The change to the theme needs revisiting.

#83 @swissspidy
2 years ago

Thanks for pointing that out!

WDYT about keeping both who=>authors and the new capability query in there at the same time? Or just keep who=>authors?

This ticket was mentioned in Slack in #core by audrasjb. View the logs.


2 years ago

#85 @johnbillion
2 years ago

Does capability override who? If so, let's put both in, If not, let's revert the change in the theme and stick with who=>authors.

#86 @desrosj
2 years ago

@swissspidy @johnbillion Are either of you able to get this one over the finish line before beta 1 (or shortly after).

#87 @swissspidy
2 years ago

I can take a look tomorrow Wednesday around the Beta 1 release.

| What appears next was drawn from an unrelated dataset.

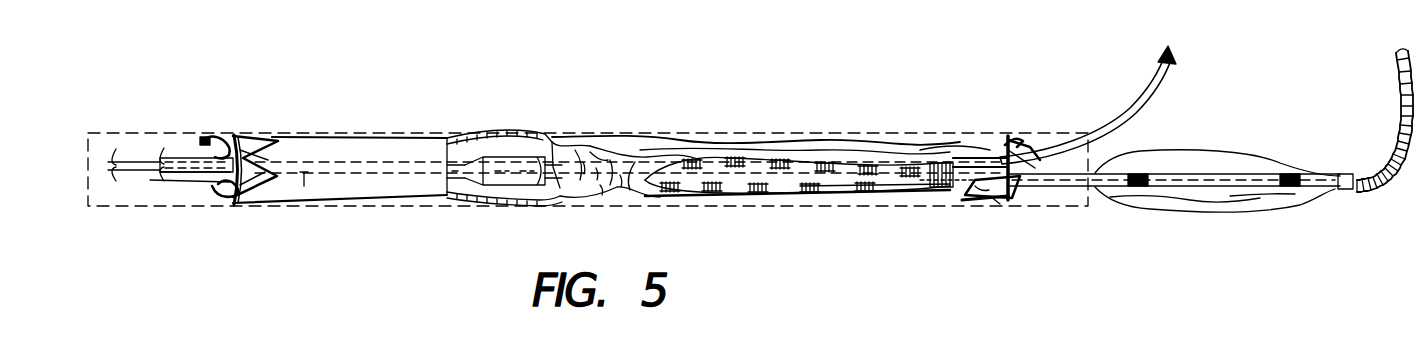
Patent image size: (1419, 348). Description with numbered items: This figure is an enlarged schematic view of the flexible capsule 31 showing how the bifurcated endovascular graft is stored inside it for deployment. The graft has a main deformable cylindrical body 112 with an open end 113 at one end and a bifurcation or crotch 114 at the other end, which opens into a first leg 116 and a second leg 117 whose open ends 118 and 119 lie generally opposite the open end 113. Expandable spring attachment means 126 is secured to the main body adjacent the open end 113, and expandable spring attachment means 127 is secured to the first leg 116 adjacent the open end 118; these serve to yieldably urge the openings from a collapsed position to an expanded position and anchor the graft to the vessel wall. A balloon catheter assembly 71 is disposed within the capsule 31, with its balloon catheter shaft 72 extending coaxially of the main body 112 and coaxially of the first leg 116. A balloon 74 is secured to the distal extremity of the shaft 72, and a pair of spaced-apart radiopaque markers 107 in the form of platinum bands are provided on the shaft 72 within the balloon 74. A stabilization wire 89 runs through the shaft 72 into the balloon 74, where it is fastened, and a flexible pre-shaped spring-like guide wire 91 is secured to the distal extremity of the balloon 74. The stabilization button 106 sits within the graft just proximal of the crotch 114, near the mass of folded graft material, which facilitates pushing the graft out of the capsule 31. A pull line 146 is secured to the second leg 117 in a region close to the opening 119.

To answer John's question:

who results in a query against user_level, capability in one against capabilities.
If both are provided, the query will be performed with "AND" relation.

I don't see any negative effects of keeping both, as the result would be the same as when only querying on of that.

#88 @swissspidy
2 years ago

Just uploaded a patch for Twenty Fourteen.

Went with a different route to avoid the deprecation warnings when using it on WP 5.9.

#89 @hellofromTonya
2 years ago

  • Keywords has-patch added; needs-patch removed

Hey @johnbillion, what do you think of 16841-twentyfourteen.diff for Twenty Fourteen?

#90 @johnbillion
2 years ago

  • Keywords commit added

LGTM and as Pascal says this avoids the deprecation warning in 5.9+.

#91 @hellofromTonya
2 years ago

  • Owner changed from swissspidy to hellofromTonya
  • Status changed from reopened to reviewing

Self-assigning for commit of 16841-twentyfourteen.diff.

#92 @hellofromTonya
2 years ago

  • Resolution set to fixed
  • Status changed from reviewing to closed

In 52290:

Twenty Fourteen: Adjust capability queries when using version before WordPress 5.9-alpha.

As capability queries was introduced in 5.9, this commit allows for previous versions by assigning the "who" and unsetting "capability".

Follow-up to [51943].

Props johnbillion, swissspidy.
Fixes #16841.

#93 @swissspidy
2 years ago

  • Keywords needs-dev-note added

#94 @mnelson4
2 years ago

Just got the warning

Deprecated: WP_User_Query was called with an argument that is <strong>deprecated</strong> since version 5.9.0! <code>who</code> is deprecated. Use <code>capability</code> instead. in ...\wp-includes\functions.php on line 5600

Oups! Didn't realize I was even using it.

I noticed the new "capability" argument isn't listed on developer.wordpress.org yet. It probably should be, right? Sorry if this is the wrong place to mention that.

Also, for future similar situations, IMO it would have been nice to hold off deprecating the "who" argument for a few versions. Right now all plugins and themes that want to support WP 5.8 and 5.9 have to imitate @swissspidy's fix to twentytwnety theme if we want to avoid a warning; whereas if we held off deprecating "who" it until there were relatively few WP 5.8 users left, we could have just increased the plugin's minimum WordPress version to 5.9 and kept our code simpler.

Last edited 2 years ago by mnelson4 (previous) (diff)

#95 @johnbillion
2 years ago

In 52653:

Role/Capability: Correct the documented accepted types for the capability argument of WP_User_Query.

See #16841, #54729

Note: See TracTickets for help on using tickets.